Ochaya Majlis. Studio Nada Debs x de Gournay at Alserkal Avenue

Words By Allegra Salvadori

February 27, 2026

During Ramadan, space acquires a different tempo. It slows. It listens. It gathers.

At her newly opened boutique in Alserkal Avenue, Nada Debs invites this quieter rhythm through Ochaya Majlis, a month-long installation created in dialogue with the London-based house of hand-painted wallpapers, de Gournay. Inaugurated with a private Suhoor and on view until March 29, the project unfolds as both teahouse and majlis — a structure of hospitality that bridges geographies without collapsing their distinctions.

Nada Debs x Degournay Process 7

The installation takes the form of an elevated wooden pavilion. Shoji-like sliding screens temper light and movement; tatami flooring grounds the body. Inside, de Gournay’s hand-painted gold Portobello chinoiserie wallpaper glows with a restrained opulence, while the exterior is wrapped in wool sateen embroidered with plum blossom motifs. The dialogue is not decorative but tectonic: surface, structure, and ritual coalesce.

Nada Debs x Degournay Process 5

Debs’ signature diamond hand-carving pattern articulates the generous majlis seating, accompanied by mother-of-pearl zigzag tables and bespoke pebble seats developed in collaboration with de Gournay. The result is immersive yet intimate — an environment where Far Eastern and Middle Eastern references do not compete, but resonate. This is less East-meets-West than East-and-East: a subtle acknowledgement of parallel histories shaped by the Silk Route and sustained cultural exchange.

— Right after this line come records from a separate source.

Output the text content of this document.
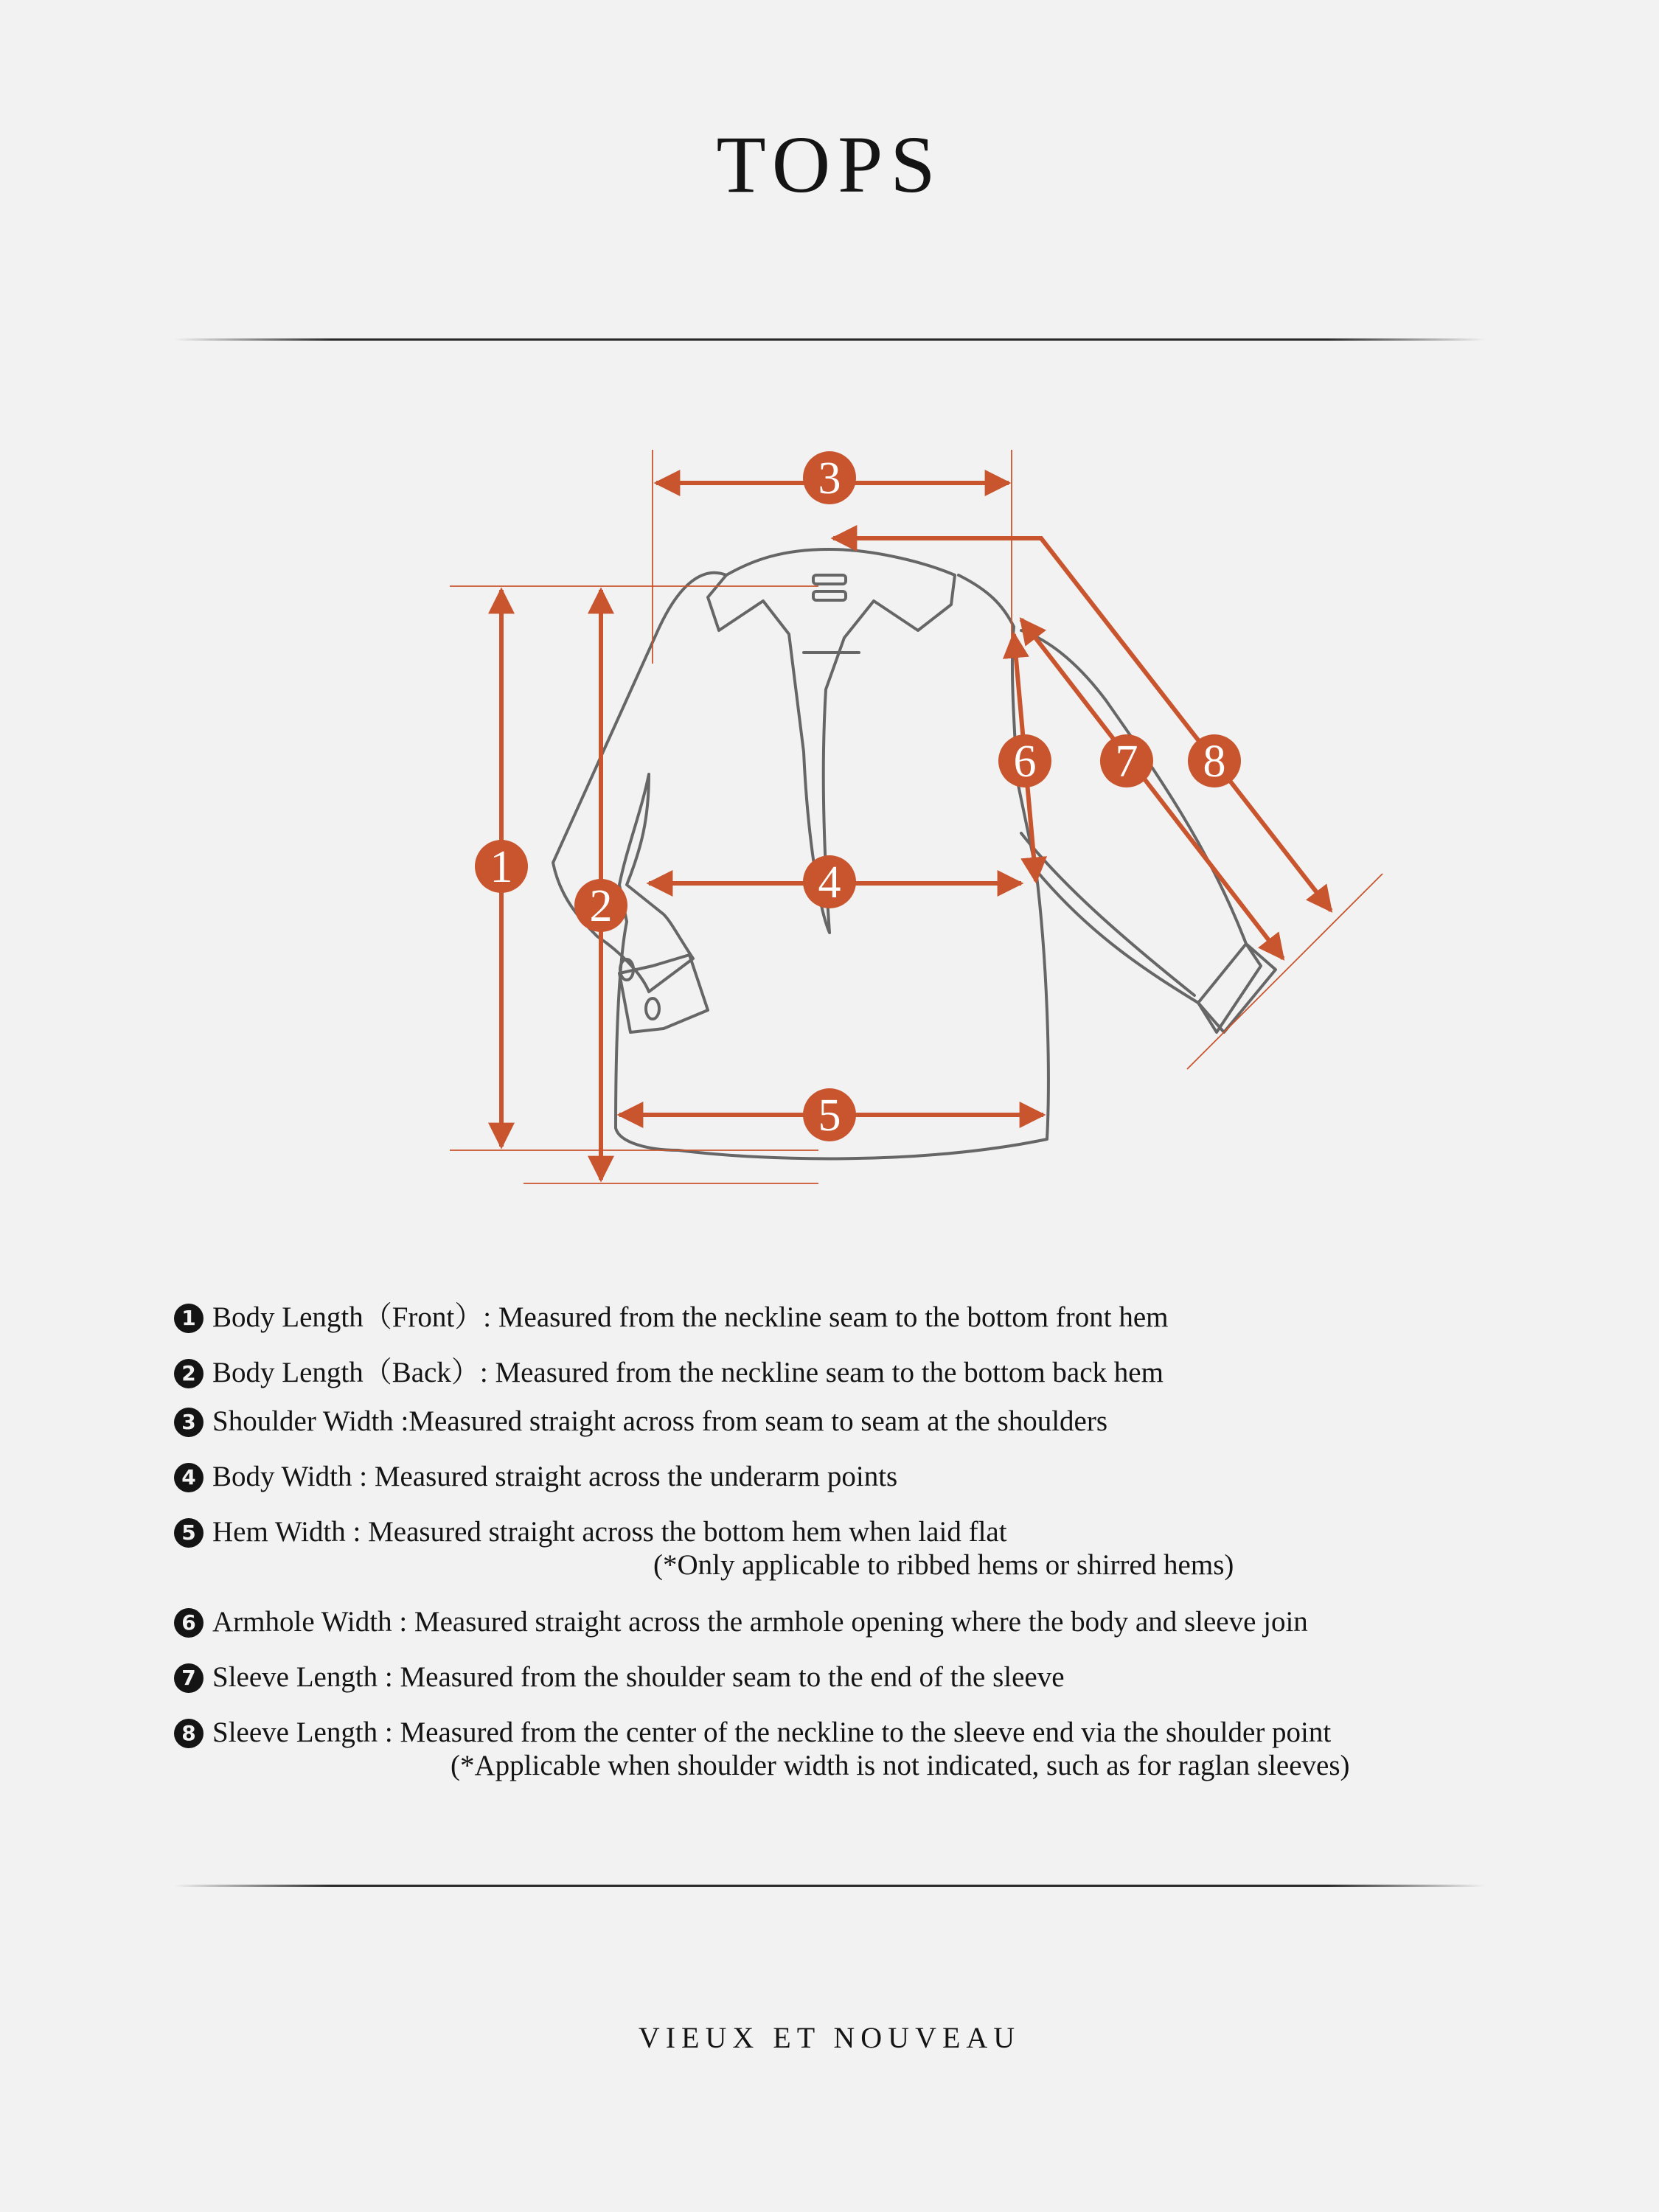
TOPS
1
2
3
4
5
6 7 8
1 Body Length（Front）: Measured from the neckline seam to the bottom front hem
2 Body Length（Back）: Measured from the neckline seam to the bottom back hem
3 Shoulder Width :Measured straight across from seam to seam at the shoulders
4 Body Width : Measured straight across the underarm points
5 Hem Width : Measured straight across the bottom hem when laid flat
(*Only applicable to ribbed hems or shirred hems)
6 Armhole Width : Measured straight across the armhole opening where the body and sleeve join
7 Sleeve Length : Measured from the shoulder seam to the end of the sleeve
8 Sleeve Length : Measured from the center of the neckline to the sleeve end via the shoulder point
(*Applicable when shoulder width is not indicated, such as for raglan sleeves)
VIEUX ET NOUVEAU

dG Nada Debs Plum Blossom D2

For Debs, who was raised in Japan and continues to maintain a deep connection to its craftsmanship traditions, the installation extends a long-standing exploration of duality — where cultures and mediums intersect to form new global conversations. For de Gournay, whose practice is rooted in artisanal techniques passed down through generations, the collaboration becomes a meditation on the handmade as the ultimate expression of luxury.

Presented during a month defined by reflection and gathering, Ochaya Majlis reframes the pop-up as something more enduring: a spatial thesis on craft, memory, and the architecture of exchange.